As part of his emphasis on the mass line, Xi states that officials should "pay more grassroots visits to listen to opinions from the masses ... think like the masses ... spare no efforts in eliminating public grievances and safeguarding people's interests."

==Connection with propaganda==

According to Steiner, the mass line is closely related to the CCP's propaganda apparatus. Despite the vast output from the CCP's propaganda apparatus, in January 1951 the Central Committee published a directive condemning as a "principal weakness of the Party's propaganda" a failure to effectively give "systematic guidance and control of various levels of party organizations".

The directive said that "One of the inborn duties of a Communist lies in the incessant effort to carry out propaganda among the people so as to educate them, to wage relentless war against all reactionary and mistaken conceptions and principles, and to promote as well as raise the political consciousness of the masses."

The directive called for the establishment of networks of "propaganda officers"—one in every party cell—and "reporting officers" at higher levels. Propaganda activity was to be conducted among the masses under strict control and in "fixed activity programs". Among other duties, propaganda officers were to maintain "constant public contact" so they could "assist the Party in the choice of propaganda matter and methods appropriate for different periods of time".

Earlier directives connected the need to boost consciousness of the mass line with criticisms and self-criticisms in the press. CCP members were supposed to "be trained to appreciate that criticism and self-criticism in newspapers and periodicals are necessary methods for strengthening the relations between the Party and the popular masses".

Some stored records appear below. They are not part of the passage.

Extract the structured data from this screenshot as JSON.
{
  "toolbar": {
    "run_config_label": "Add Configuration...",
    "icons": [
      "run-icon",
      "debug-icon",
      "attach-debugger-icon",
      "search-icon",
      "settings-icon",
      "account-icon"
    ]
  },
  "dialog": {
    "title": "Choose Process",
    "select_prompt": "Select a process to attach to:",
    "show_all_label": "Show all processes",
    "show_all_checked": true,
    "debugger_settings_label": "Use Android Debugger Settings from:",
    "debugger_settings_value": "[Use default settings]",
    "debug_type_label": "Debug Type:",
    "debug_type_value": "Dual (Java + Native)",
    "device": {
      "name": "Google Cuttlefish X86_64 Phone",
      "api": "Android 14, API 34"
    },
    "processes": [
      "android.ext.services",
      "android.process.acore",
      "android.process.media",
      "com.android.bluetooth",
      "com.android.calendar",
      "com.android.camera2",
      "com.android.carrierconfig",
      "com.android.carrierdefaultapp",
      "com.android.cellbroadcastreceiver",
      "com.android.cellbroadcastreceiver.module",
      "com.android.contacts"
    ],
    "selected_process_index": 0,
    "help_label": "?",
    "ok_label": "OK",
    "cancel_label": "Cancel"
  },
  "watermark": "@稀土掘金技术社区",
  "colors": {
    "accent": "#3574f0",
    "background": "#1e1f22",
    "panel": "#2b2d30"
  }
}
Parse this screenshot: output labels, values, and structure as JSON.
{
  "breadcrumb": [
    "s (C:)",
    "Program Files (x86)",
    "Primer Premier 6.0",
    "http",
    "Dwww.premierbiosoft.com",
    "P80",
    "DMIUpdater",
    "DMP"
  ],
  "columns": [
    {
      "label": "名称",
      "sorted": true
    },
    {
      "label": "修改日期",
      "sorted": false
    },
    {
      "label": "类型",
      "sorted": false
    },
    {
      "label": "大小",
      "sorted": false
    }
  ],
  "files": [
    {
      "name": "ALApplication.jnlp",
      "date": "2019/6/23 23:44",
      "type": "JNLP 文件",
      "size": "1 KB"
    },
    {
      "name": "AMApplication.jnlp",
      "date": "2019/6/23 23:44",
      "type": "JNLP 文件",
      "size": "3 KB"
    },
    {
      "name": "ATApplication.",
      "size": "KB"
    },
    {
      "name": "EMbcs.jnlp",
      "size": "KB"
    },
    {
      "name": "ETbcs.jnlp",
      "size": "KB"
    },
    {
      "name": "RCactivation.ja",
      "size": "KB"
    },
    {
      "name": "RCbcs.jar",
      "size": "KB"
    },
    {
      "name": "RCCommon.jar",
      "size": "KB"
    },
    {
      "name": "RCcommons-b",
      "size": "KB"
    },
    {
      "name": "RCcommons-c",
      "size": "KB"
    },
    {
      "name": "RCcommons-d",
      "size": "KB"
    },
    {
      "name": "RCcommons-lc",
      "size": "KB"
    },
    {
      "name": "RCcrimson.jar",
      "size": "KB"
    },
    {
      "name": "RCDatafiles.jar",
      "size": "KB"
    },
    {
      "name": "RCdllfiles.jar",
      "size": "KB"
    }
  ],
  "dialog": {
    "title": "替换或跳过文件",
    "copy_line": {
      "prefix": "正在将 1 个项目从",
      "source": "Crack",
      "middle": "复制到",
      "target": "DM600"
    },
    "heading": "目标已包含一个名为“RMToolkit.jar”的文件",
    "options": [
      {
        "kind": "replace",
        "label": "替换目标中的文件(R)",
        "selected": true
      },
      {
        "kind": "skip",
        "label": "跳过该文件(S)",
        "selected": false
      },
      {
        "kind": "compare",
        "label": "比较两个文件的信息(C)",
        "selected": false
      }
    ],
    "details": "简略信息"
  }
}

Academic Alexander Korolev argues that: "If implemented not as a propaganda tool but as a mechanism of interest articulation and aggregation, the mass line has the potential to offer China alternative routes of democratization."

==Mass organizations==

During the Maoist era the state supported a range of mass organizations, coordinated by the CCP through its united front system. The most significant of the mass organizations encompassed large numbers of people from major social groups, including workers through trade unions, students, youth, and women. Their purpose was to "penetrate society, to bring vast sections of the population further into the party's net," Frederick Teiwes writes.

Organizations such as the All-China Women's Federation, All-China Federation of Trade Unions, and the Communist Youth League are a part of the CPC's mass line.